The new chief executive of the Medical Council has expressed concern over a significant rise in disciplinary cases involving doctors who have failed to undertake on-the-job training.
Bill Prasifka says doctors have a legal obligation to maintain their competence by engaging in continuing professional development (CPD) but the procedures for regulating these rules are cumbersome.
Prasifka says there is “no future” for the council in bringing to a fitness-to-practise hearing every doctor who fails to maintain CPD and “there has to be a better way of dealing with this”.
Since 2011, doctors are required to undertake 50 hours of CPD a year, in the form of training, evaluation and personal learning, as well as one clinical audit.
Alternative
As an alternative to disciplinary hearings, doctors should not be allowed to renew their professional indemnity unless they can prove they are in compliance with this regulation, he suggests.
The new broom at the Medical Council is an American lawyer who has lived in Ireland almost 30 years. Prasifka has held a number of regulatory roles, most recently as Financial Ombudsman. He also served as chairman of the Competition Authority and Commissioner of Aviation Regulation.
In his first interview since taking up the post of chief executive in October, he says the council is hopeful the rules governing fitness-to-practise hearings will be changed early next year to make the system more streamlined.
The council has made submissions to Government seeking changes to the current system which would see only the most serious allegations against doctors go to public hearing and would give greater scope for witnesses to be given anonymity in proceedings.
Prasifka says the current system is “overly formalistic” and prevents the council from dealing with simpler cases more promptly, at an earlier stage.
The process has been criticised by both doctors and patients but he points to internal surveys that appear to show it enjoys high levels of support generally.
“At the end of the day, we have a formalistic legal process and complaints must be proven to criminal standards of proof. Our procedures are appropriate to that, and they are not complainant-friendly in that sense.”
‘Extreme interest’
He says there is “extreme interest” in some disciplinary cases against doctors, in contrast to the UK where most cases attract little press attention, and suggests this must be “a cultural thing” specific to Ireland.
About one in 10 complaints to the council results in a fitness-to-practise hearing, and two-thirds of these result in a finding against the doctor.
In the past year, 39 fitness-to-practise hearings were held; 22 were heard in public and the rest were in private.
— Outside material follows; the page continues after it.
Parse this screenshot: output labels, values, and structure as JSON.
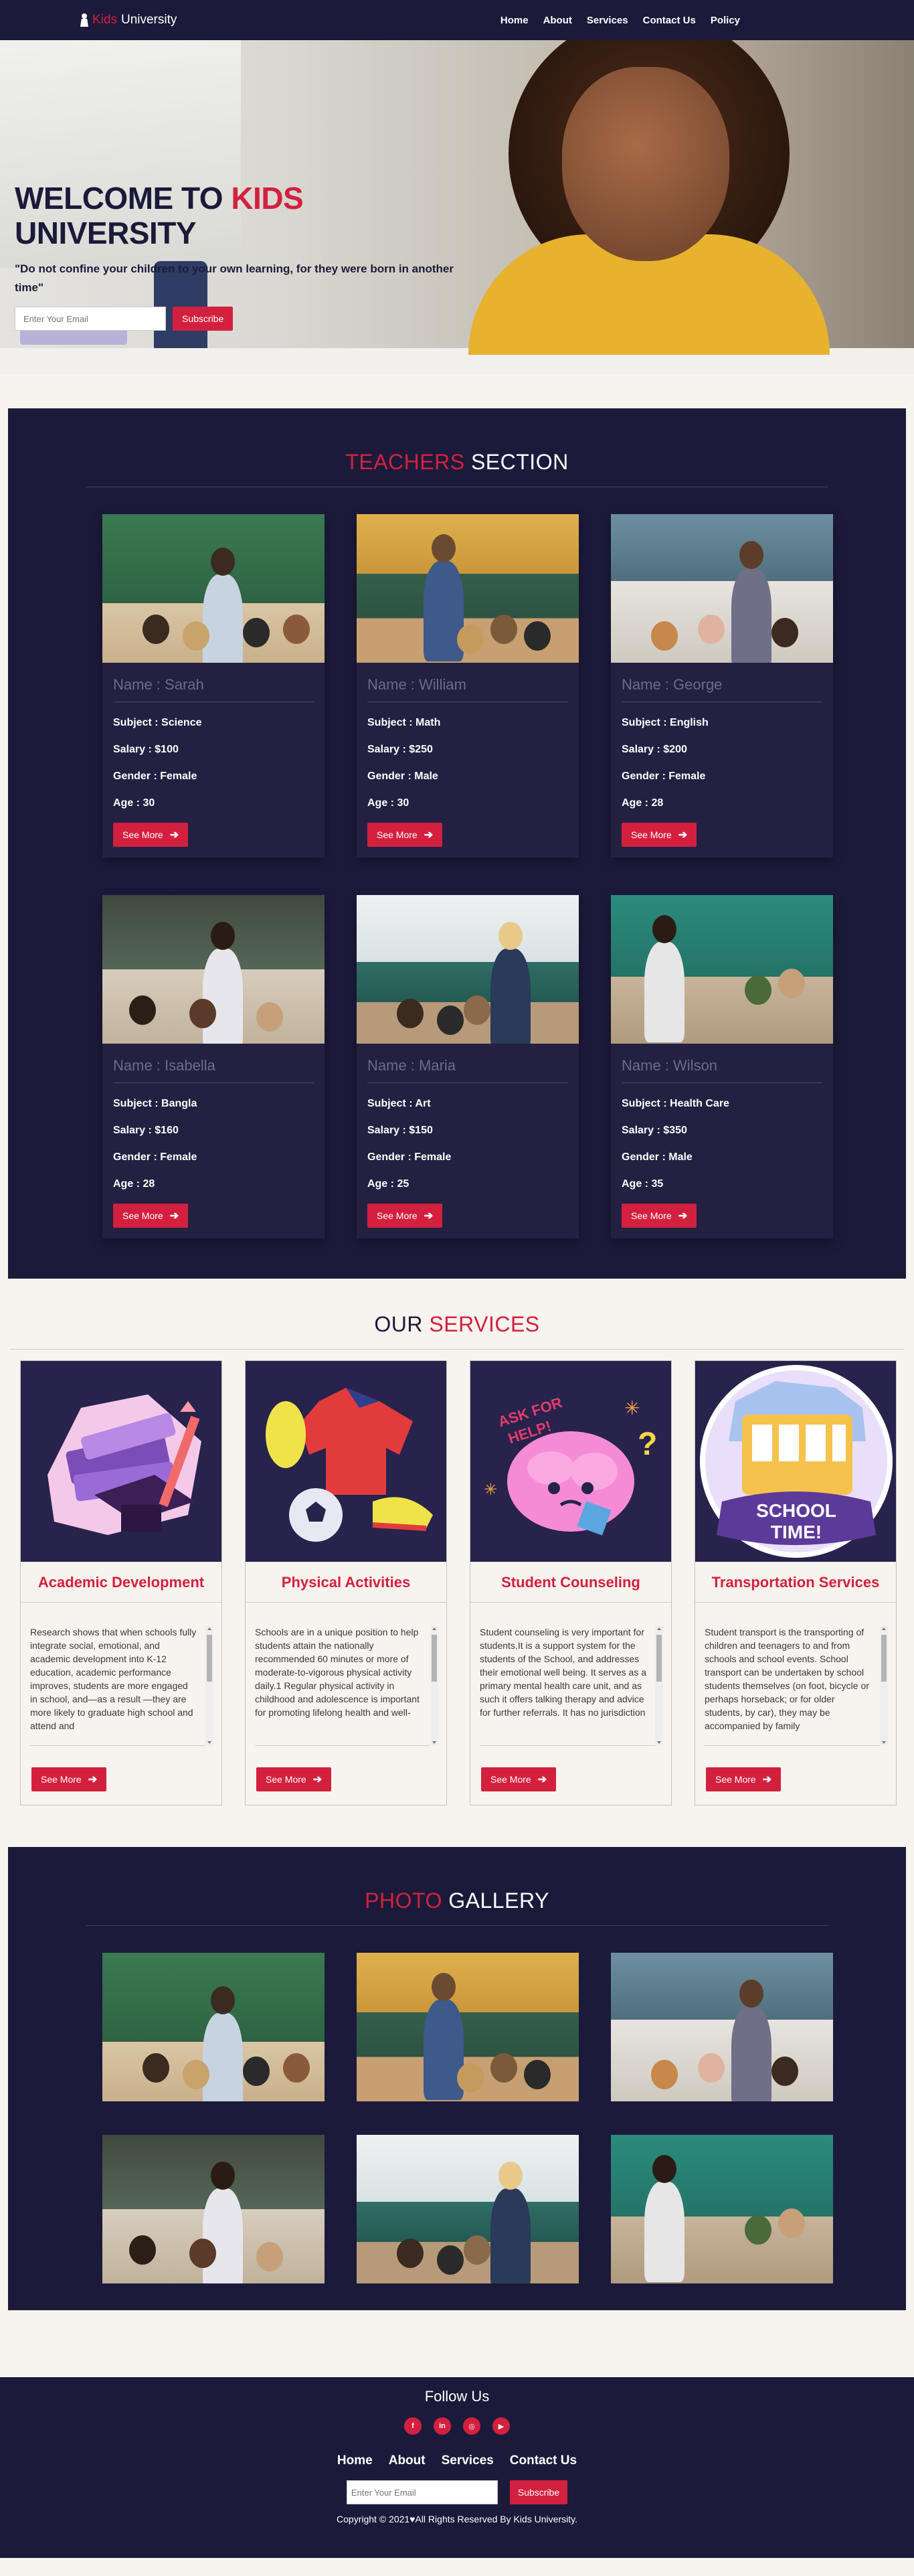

The council says a rise in the number of private hearings was due to the “specific nature” of the complaints involved.
While HSE director general Tony O'Brien has criticised "medical show trials" and the presence of television cameras at cases involving doctors, Prasifka says it isn't clear whether he was talking about council disciplinary hearings or litigation at the courts.
“Our hearings are in public because the Act requires that. There’s nothing we can do about that.”
Referring to recent cases of doctors acting as “whistleblowers” on behalf of their patients, Prasifka says the council believes doctor advocacy was an important part of patient safety and this would be highlighted in a new ethics guide to be published shortly. “We are very strong on this, and on how it is an important part of the role of a doctor.”
Bullying
He says the reported prevalence of bullying in the medical profession is of concern and needs to be addressed through mentoring, further training and assistance hotlines. “All we can do is highlight the problem but it’s up to stakeholders to address it. We have our own role to play but we are not the HSE or the medical schools.”
Prasifka says he does not accept there is any dichotomy between the interests of patients and practitioners when it comes to the work of the council. As a former ombudsman, he has a keen awareness of the possibilities and limitations of his past and present roles.
“It’s important that the ombudsman has a complementary role to that of the regulator. The ombudsman is there to provide a remedy for an aggrieved person. As a regulator, that’s not something we can do. The ombudsman is designed to act informally and decisions are not legally binding. We have to prove a case to a criminal standard of proof.”